Sacrifice and offering you do not desire,
but you have given me an open ear. (from Psalm 40)
So how did this Hebrew poet come to make this conclusion, steeped as he or she was in the cult of ritual sacrifice and burnt offering as something required by God? (Okay, this isn’t a universal question…but it is my question, for a Sunday such as this.)
The Sits im Leben of the Psalmist, as a member of tribe-Israel, would have been all about seasonal rounds of sacrifice, usually animal, commemorating any number of events where God supposedly brought or restored peace and safety through an act of God-endorsed mitigated violence.
It’s like this: at a time where a contagion of violence (see: well, randomly open any historical book of the Old Testament) threatens to collapse the entire people-tribe…a culprit(s) is arbitrarily identified and put to death, upon which, “miraculously,” peace is restored.
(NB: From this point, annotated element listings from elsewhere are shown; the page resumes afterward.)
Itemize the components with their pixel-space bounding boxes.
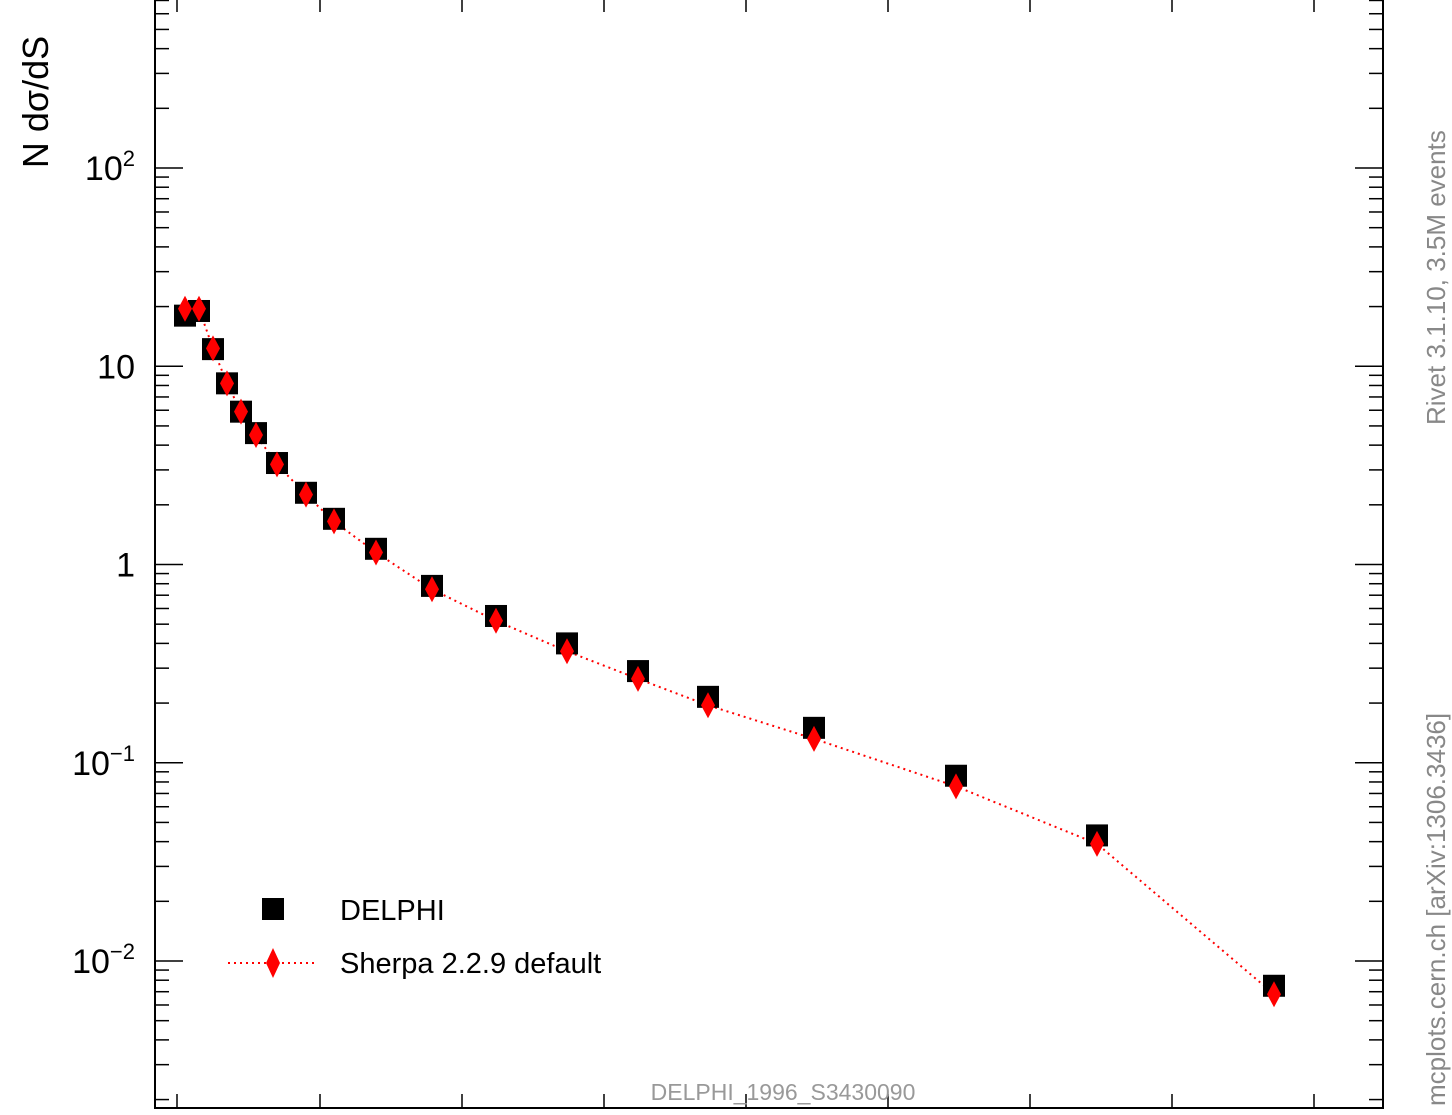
data-point-sherpa: [270, 451, 284, 478]
data-point-sherpa: [489, 607, 503, 634]
mc-marker-layer: [178, 295, 1281, 1008]
data-marker-layer: [174, 299, 1285, 997]
plot-frame-box: [154, 0, 1384, 1109]
data-point-sherpa: [206, 335, 220, 362]
data-point-sherpa: [249, 422, 263, 449]
data-point-sherpa: [425, 576, 439, 603]
mc-series-line: [185, 307, 1275, 995]
data-point-sherpa: [631, 665, 645, 692]
y-axis-label: N dσ/dS: [15, 36, 56, 168]
legend: DELPHI Sherpa 2.2.9 default: [228, 895, 601, 980]
data-point-sherpa: [807, 725, 821, 752]
legend-label-sherpa: Sherpa 2.2.9 default: [340, 948, 601, 980]
y-tick-label: 102: [85, 146, 135, 188]
data-point-sherpa: [1267, 981, 1281, 1008]
data-point-sherpa: [327, 508, 341, 535]
analysis-id-label: DELPHI_1996_S3430090: [651, 1079, 916, 1105]
legend-marker-delphi: [262, 898, 284, 920]
source-info-label: mcplots.cern.ch [arXiv:1306.3436]: [1421, 713, 1451, 1106]
data-point-sherpa: [234, 398, 248, 425]
rivet-info-label: Rivet 3.1.10, 3.5M events: [1421, 130, 1451, 425]
y-tick-label: 10: [97, 348, 135, 386]
data-point-sherpa: [299, 481, 313, 508]
data-point-sherpa: [192, 295, 206, 322]
data-point-sherpa: [220, 370, 234, 397]
y-tick-label: 10−1: [72, 741, 135, 783]
data-point-sherpa: [1090, 830, 1104, 857]
legend-marker-sherpa: [266, 948, 280, 978]
mc-line-layer: [185, 307, 1275, 995]
data-point-sherpa: [178, 295, 192, 322]
data-point-sherpa: [560, 638, 574, 665]
y-tick-label: 1: [116, 547, 135, 585]
plot-frame: [154, 0, 1384, 1109]
y-tick-label: 10−2: [72, 939, 135, 981]
data-point-sherpa: [949, 773, 963, 800]
legend-label-delphi: DELPHI: [340, 895, 445, 927]
axis-ticks: [155, 0, 1383, 1108]
data-point-sherpa: [369, 539, 383, 566]
y-tick-labels: 102 10 1 10−1 10−2: [72, 146, 135, 981]
data-point-sherpa: [701, 692, 715, 719]
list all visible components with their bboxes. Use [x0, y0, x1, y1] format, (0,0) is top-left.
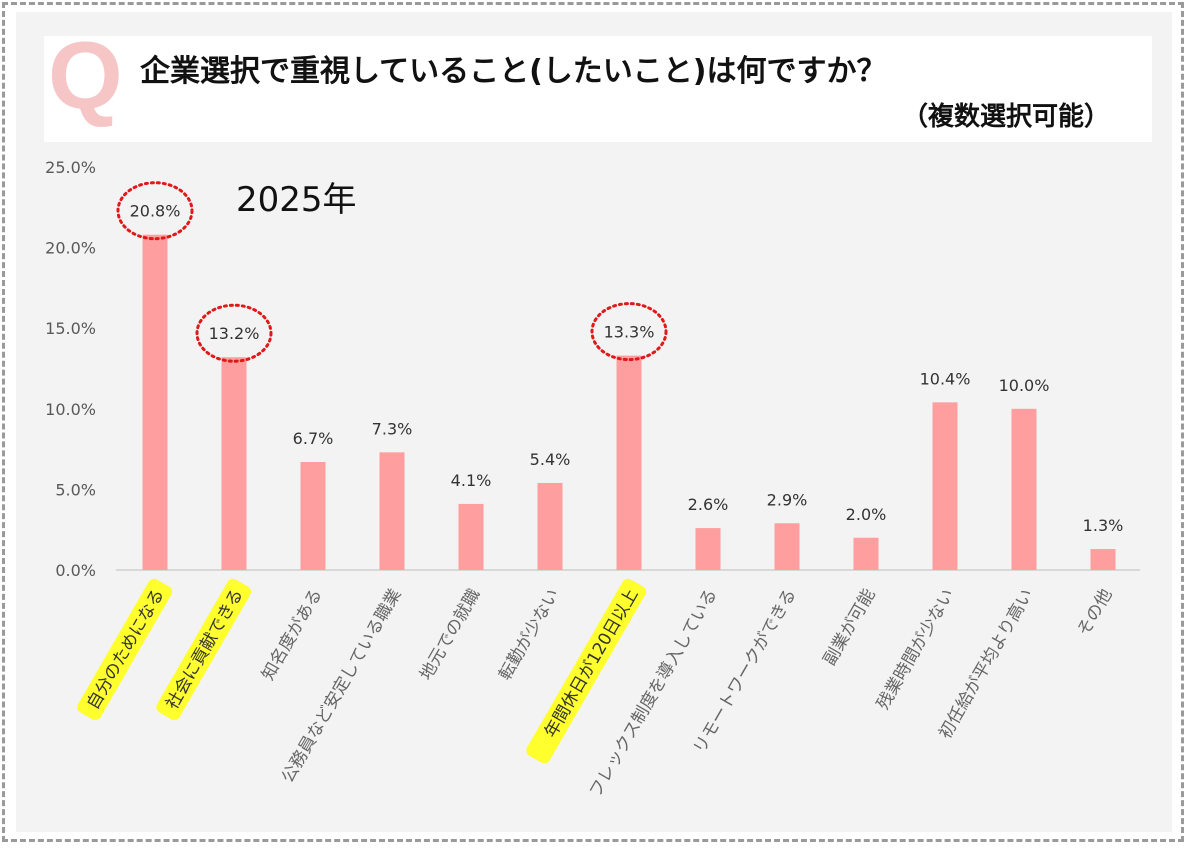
bar	[616, 355, 642, 570]
category-label: 残業時間が少ない	[873, 586, 958, 714]
bar	[379, 452, 405, 570]
bar	[142, 234, 168, 571]
category-label-group: 知名度がある	[258, 586, 326, 684]
value-label: 4.1%	[451, 471, 492, 490]
y-tick-label: 10.0%	[45, 400, 96, 419]
y-tick-label: 5.0%	[55, 480, 96, 499]
category-label-group: 転勤が少ない	[495, 586, 563, 684]
value-label: 13.3%	[604, 323, 655, 342]
value-label: 20.8%	[130, 202, 181, 221]
value-label: 6.7%	[293, 429, 334, 448]
category-label-group: 副業が可能	[820, 586, 880, 670]
highlight-circle	[116, 181, 194, 241]
value-label: 1.3%	[1083, 516, 1124, 535]
category-label: 自分のためになる	[83, 586, 168, 714]
highlight-circle	[590, 302, 668, 362]
title-box	[44, 36, 1152, 142]
value-label: 2.9%	[767, 490, 808, 509]
value-label: 2.0%	[846, 505, 887, 524]
year-label: 2025年	[236, 180, 357, 220]
bar	[458, 503, 484, 570]
chart-subtitle: （複数選択可能）	[901, 102, 1110, 132]
bar	[1090, 549, 1116, 570]
y-tick-label: 15.0%	[45, 319, 96, 338]
bar	[537, 482, 563, 570]
category-highlight	[77, 578, 173, 721]
value-label: 13.2%	[209, 324, 260, 343]
category-label: 地元での就職	[416, 586, 484, 684]
bar	[1011, 408, 1037, 570]
category-highlight	[526, 578, 647, 764]
y-tick-label: 20.0%	[45, 239, 96, 258]
value-label: 10.0%	[999, 376, 1050, 395]
chart-title: 企業選択で重視していること(したいこと)は何ですか？	[140, 54, 887, 89]
bar	[300, 461, 326, 570]
category-label-group: 地元での就職	[416, 586, 484, 684]
highlight-circle	[195, 303, 273, 363]
bar	[932, 402, 958, 570]
q-mark: Q	[48, 22, 123, 129]
y-tick-label: 25.0%	[45, 158, 96, 177]
category-label: 副業が可能	[820, 586, 880, 670]
bar	[221, 357, 247, 570]
value-label: 2.6%	[688, 495, 729, 514]
bar	[853, 537, 879, 570]
category-label: その他	[1074, 586, 1117, 640]
bar	[695, 528, 721, 570]
category-label: 知名度がある	[258, 586, 326, 684]
y-tick-label: 0.0%	[55, 561, 96, 580]
chart-panel	[16, 12, 1172, 832]
value-label: 5.4%	[530, 450, 571, 469]
value-label: 10.4%	[920, 369, 971, 388]
category-label-group: その他	[1074, 586, 1117, 640]
category-label-group: 残業時間が少ない	[873, 586, 958, 714]
category-highlight	[156, 578, 252, 721]
category-label: 転勤が少ない	[495, 586, 563, 684]
category-label: 社会に貢献できる	[162, 586, 247, 713]
value-label: 7.3%	[372, 419, 413, 438]
bar	[774, 523, 800, 570]
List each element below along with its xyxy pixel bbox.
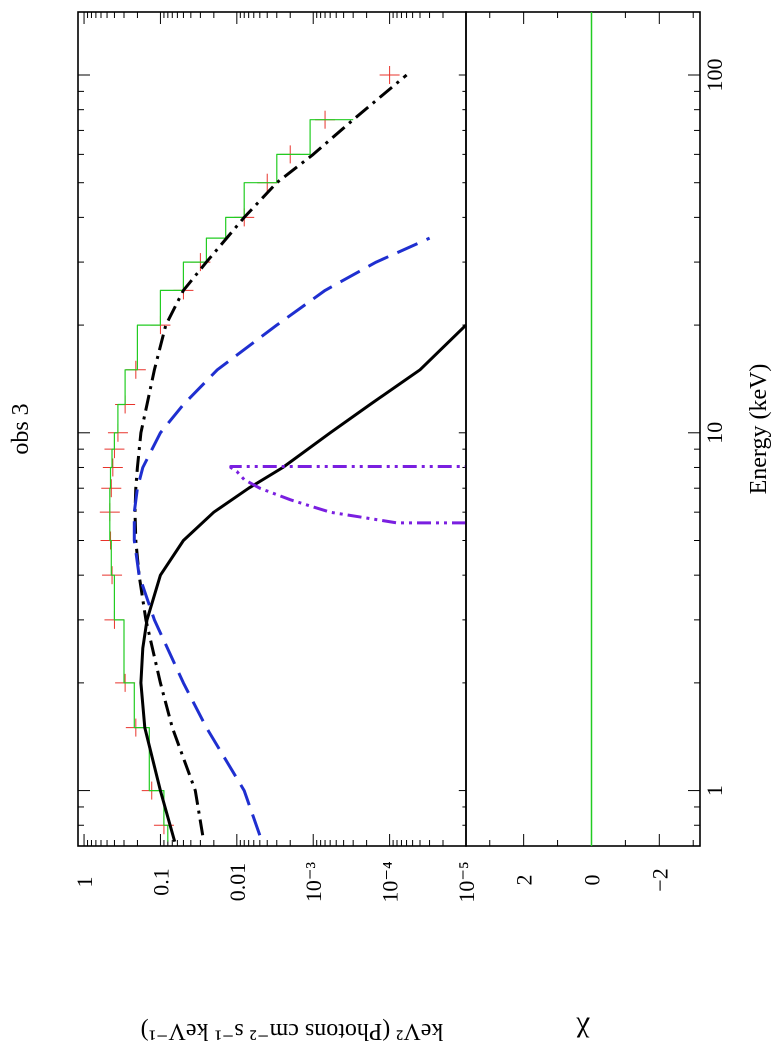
x-axis-label: Energy (keV): [746, 364, 772, 495]
chart-title: obs 3: [8, 403, 34, 454]
flux-tick-label: 10⁻⁵: [454, 861, 479, 902]
lower-panel: [465, 11, 701, 847]
chi-tick-label: −2: [647, 868, 672, 891]
upper-y-axis-label: keV² (Photons cm⁻² s⁻¹ keV⁻¹): [141, 1018, 444, 1044]
model-line: [109, 119, 354, 842]
lower-panel-frame: [465, 11, 701, 847]
flux-tick-label: 0.01: [225, 863, 250, 902]
chi-tick-label: 0: [579, 875, 604, 886]
model-line: [133, 73, 408, 836]
energy-tick-label: 10: [702, 422, 727, 444]
model-line: [132, 236, 431, 836]
flux-tick-label: 10⁻⁴: [378, 861, 403, 903]
energy-tick-label: 100: [702, 59, 727, 92]
model-line: [139, 324, 468, 843]
upper-panel: [77, 11, 468, 847]
flux-tick-label: 10⁻³: [301, 861, 326, 902]
axis-labels: 1 10 100 1 0.1 0.01 10⁻³ 10⁻⁴ 10⁻⁵ 2 0 −2 obs 3 Energ…: [8, 59, 772, 1050]
chi-tick-label: 2: [512, 875, 537, 886]
model-line: [229, 465, 466, 525]
flux-tick-label: 0.1: [148, 868, 173, 896]
flux-tick-label: 1: [72, 877, 97, 888]
lower-y-axis-label: χ: [576, 1017, 591, 1050]
energy-tick-label: 1: [702, 785, 727, 796]
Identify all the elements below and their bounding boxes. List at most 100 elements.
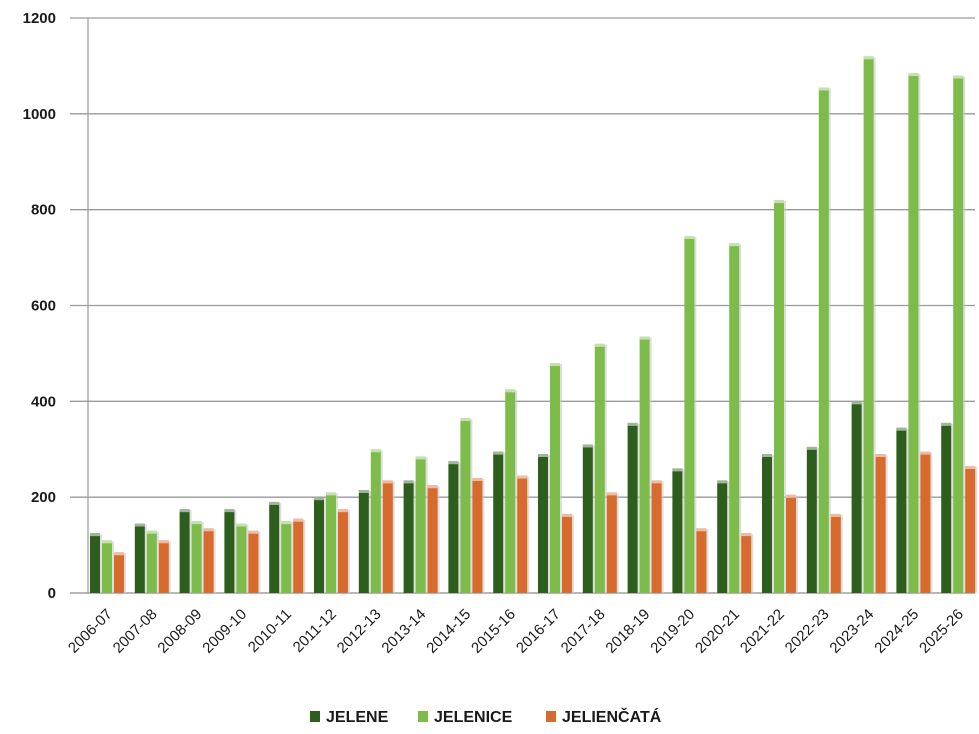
x-tick-label-2024-25: 2024-25 xyxy=(871,606,922,657)
bar-jelenice-2023-24 xyxy=(863,56,874,594)
x-tick-label-2008-09: 2008-09 xyxy=(154,606,205,657)
x-tick-label-2012-13: 2012-13 xyxy=(334,606,385,657)
y-tick-label-600: 600 xyxy=(31,298,56,315)
bar-top-highlight xyxy=(920,451,931,455)
bar-top-highlight xyxy=(517,475,528,479)
bar-jelienčatá-2009-10 xyxy=(248,530,259,593)
bar-jelene-2020-21 xyxy=(717,480,728,593)
bar-top-highlight xyxy=(460,418,471,422)
bar-jelene-2017-18 xyxy=(582,444,593,593)
bar-top-highlight xyxy=(191,521,202,525)
x-tick-label-2007-08: 2007-08 xyxy=(110,606,161,657)
x-tick-label-2016-17: 2016-17 xyxy=(513,606,564,657)
legend-label-jelenice: JELENICE xyxy=(434,709,513,726)
legend-swatch-jelenice xyxy=(418,711,428,722)
bar-jelene-2008-09 xyxy=(179,509,190,593)
bar-jelenice-2022-23 xyxy=(818,87,829,594)
bar-top-highlight xyxy=(953,75,964,79)
bar-jelene-2025-26 xyxy=(941,422,952,593)
bar-top-highlight xyxy=(448,461,459,465)
bar-top-highlight xyxy=(696,528,707,532)
bar-jelienčatá-2013-14 xyxy=(427,485,438,593)
legend-swatch-jelienčatá xyxy=(546,711,556,722)
bar-top-highlight xyxy=(326,492,336,496)
bar-jelienčatá-2014-15 xyxy=(472,478,483,593)
x-tick-label-2019-20: 2019-20 xyxy=(647,606,698,657)
bar-jelienčatá-2021-22 xyxy=(786,494,796,593)
x-tick-label-2015-16: 2015-16 xyxy=(468,606,519,657)
bar-top-highlight xyxy=(102,540,112,544)
bar-top-highlight xyxy=(627,422,638,426)
x-tick-label-2025-26: 2025-26 xyxy=(916,606,967,657)
bar-top-highlight xyxy=(370,449,381,453)
bar-top-highlight xyxy=(594,343,605,347)
bar-jelene-2018-19 xyxy=(627,422,638,593)
bar-top-highlight xyxy=(114,552,124,556)
bar-jelenice-2018-19 xyxy=(639,336,650,593)
bar-jelienčatá-2018-19 xyxy=(651,480,662,593)
bar-jelene-2021-22 xyxy=(762,454,772,593)
bar-top-highlight xyxy=(672,468,683,472)
bar-top-highlight xyxy=(146,530,157,534)
bar-jelienčatá-2016-17 xyxy=(562,513,572,593)
bar-jelenice-2011-12 xyxy=(326,492,336,593)
gridlines xyxy=(70,17,975,594)
bar-jelenice-2019-20 xyxy=(684,236,695,594)
bar-top-highlight xyxy=(505,389,516,393)
bar-top-highlight xyxy=(684,236,695,240)
bar-jelene-2012-13 xyxy=(358,489,369,593)
bar-top-highlight xyxy=(562,513,572,517)
bar-top-highlight xyxy=(651,480,662,484)
bar-jelenice-2017-18 xyxy=(594,343,605,593)
bar-jelenice-2016-17 xyxy=(550,363,560,593)
bar-jelenice-2014-15 xyxy=(460,418,471,593)
legend-label-jelienčatá: JELIENČATÁ xyxy=(562,707,662,726)
bar-top-highlight xyxy=(941,422,952,426)
bar-jelienčatá-2007-08 xyxy=(158,540,169,593)
bar-jelenice-2020-21 xyxy=(729,243,740,594)
bar-top-highlight xyxy=(863,56,874,60)
y-tick-label-1200: 1200 xyxy=(23,10,56,27)
bar-jelienčatá-2020-21 xyxy=(741,533,752,593)
bar-top-highlight xyxy=(472,478,483,481)
bar-top-highlight xyxy=(786,494,796,498)
bar-jelene-2010-11 xyxy=(269,501,280,593)
x-tick-label-2011-12: 2011-12 xyxy=(290,606,340,656)
x-tick-label-2020-21: 2020-21 xyxy=(692,606,743,657)
bar-top-highlight xyxy=(314,497,324,501)
x-tick-label-2014-15: 2014-15 xyxy=(423,606,474,657)
bar-top-highlight xyxy=(293,518,304,522)
bar-top-highlight xyxy=(403,480,414,484)
x-tick-label-2006-07: 2006-07 xyxy=(65,606,116,657)
bar-top-highlight xyxy=(415,456,426,460)
y-tick-label-800: 800 xyxy=(31,202,56,219)
x-axis-tick-labels: 2006-072007-082008-092009-102010-112011-… xyxy=(65,606,967,657)
bar-jelienčatá-2025-26 xyxy=(965,466,976,593)
bar-jelenice-2021-22 xyxy=(774,200,784,594)
bar-jelienčatá-2017-18 xyxy=(606,492,617,593)
x-tick-label-2013-14: 2013-14 xyxy=(378,606,429,657)
bar-jelenice-2008-09 xyxy=(191,521,202,593)
bar-jelene-2009-10 xyxy=(224,509,235,593)
bar-jelienčatá-2022-23 xyxy=(830,513,841,593)
bar-top-highlight xyxy=(493,451,504,455)
x-tick-label-2023-24: 2023-24 xyxy=(826,606,877,657)
x-tick-label-2009-10: 2009-10 xyxy=(199,606,250,657)
bar-top-highlight xyxy=(281,521,292,525)
bar-top-highlight xyxy=(358,489,369,493)
bar-top-highlight xyxy=(908,73,919,77)
x-tick-label-2010-11: 2010-11 xyxy=(245,606,295,656)
x-tick-label-2021-22: 2021-22 xyxy=(737,606,788,657)
bar-top-highlight xyxy=(203,528,214,532)
bar-jelene-2019-20 xyxy=(672,468,683,593)
x-tick-label-2018-19: 2018-19 xyxy=(602,606,653,657)
bar-top-highlight xyxy=(806,446,817,450)
bar-jelienčatá-2010-11 xyxy=(293,518,304,593)
bar-jelenice-2006-07 xyxy=(102,540,112,593)
bar-top-highlight xyxy=(550,363,560,366)
bar-jelene-2023-24 xyxy=(851,401,862,593)
bar-jelene-2016-17 xyxy=(538,454,548,593)
bar-top-highlight xyxy=(741,533,752,537)
bar-top-highlight xyxy=(851,401,862,405)
bar-top-highlight xyxy=(248,530,259,534)
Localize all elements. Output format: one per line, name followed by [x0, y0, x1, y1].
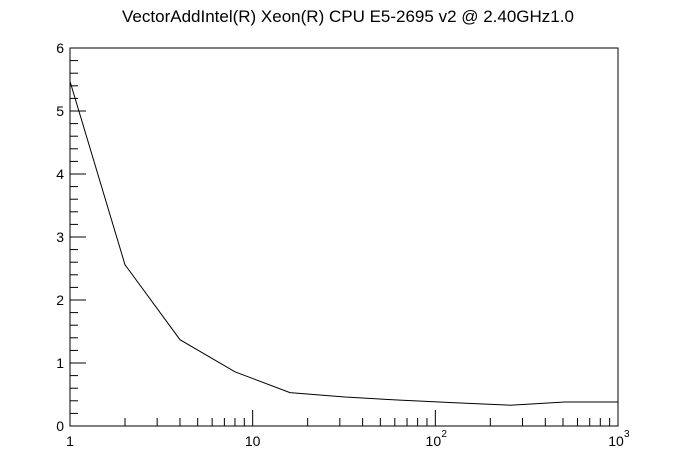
x-tick-label: 1 [66, 433, 74, 449]
y-tick-label: 3 [56, 229, 64, 245]
y-tick-label: 6 [56, 40, 64, 56]
chart-title: VectorAddIntel(R) Xeon(R) CPU E5-2695 v2… [122, 7, 574, 26]
x-tick-exponent: 3 [624, 429, 630, 440]
y-tick-label: 1 [56, 355, 64, 371]
x-tick-base: 10 [608, 433, 624, 449]
x-axis: 1 10 10 2 10 3 [66, 410, 630, 449]
series-line [69, 81, 618, 406]
y-tick-label: 5 [56, 103, 64, 119]
series-group [69, 81, 618, 406]
x-tick-base: 10 [426, 433, 442, 449]
x-tick-label: 10 2 [426, 429, 448, 449]
x-tick-exponent: 2 [441, 429, 447, 440]
y-tick-label: 2 [56, 292, 64, 308]
x-tick-label: 10 [245, 433, 261, 449]
x-tick-label: 10 3 [608, 429, 630, 449]
plot-frame [69, 47, 619, 427]
y-axis: 0 1 2 3 4 5 6 [56, 40, 86, 434]
x-tick-base: 10 [245, 433, 261, 449]
y-tick-label: 4 [56, 166, 64, 182]
x-tick-base: 1 [66, 433, 74, 449]
y-tick-label: 0 [56, 418, 64, 434]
The “peace,” so intense because of the prior imminence of wide-scale violence, feels like a Divine rush of relief and is identified as such and subsequently coded as the “Law.” And through the Law, with its rites and taboo’s and purification systems, “revealed” through the circumstances of the violent event(s), and with its ritual sacrifices–safe representatives of the bloodier events–the people-group cohere and live off of the diminishing power of sacrificial ritual. So what this amounts to is a criminal act that results in curbing what could have been horrendous bloodshed. A bad/good thing. Yup, the world of scapegoating is just that wondrous.
Except that, back then, it was understood as all-good. But slowly, in the arch of time, cracks start to show. And pretty soon some self-reflective-culture-critiquing-prophetic-Cohenesque poet says that God doesn’t like sacrifice, didn’t ever want it, and throws the whole system into question. Because, if God is not the one requiring sacrifice…who then…?
Well, pretty soon the Psalmist’s friends start to think that maybe the whole sorry enterprise is just plain bad. Not just bad-to-get-to-the-good, but entirely bad because anything that requires scapegoating violence is already, well, sin by definition.
But back to our poet: song writers, Psalm writers are sticky about stuff like truth in motives. Any artist knows that a work without the ring of truth has no shelf-life and so she always works toward the discovery of truth. I think our Song-40 poet had a moment of conversion: the “open ear” was that moment he or she understood the lie of the sacred, along with his/her own complicity. The moment the voice of the victim rose above the self-desire of the poet, ears were opened, and the whole state of the sacrificial mechanism was exposed. And from that kind of conversion, there’s no turning back…only risky publication.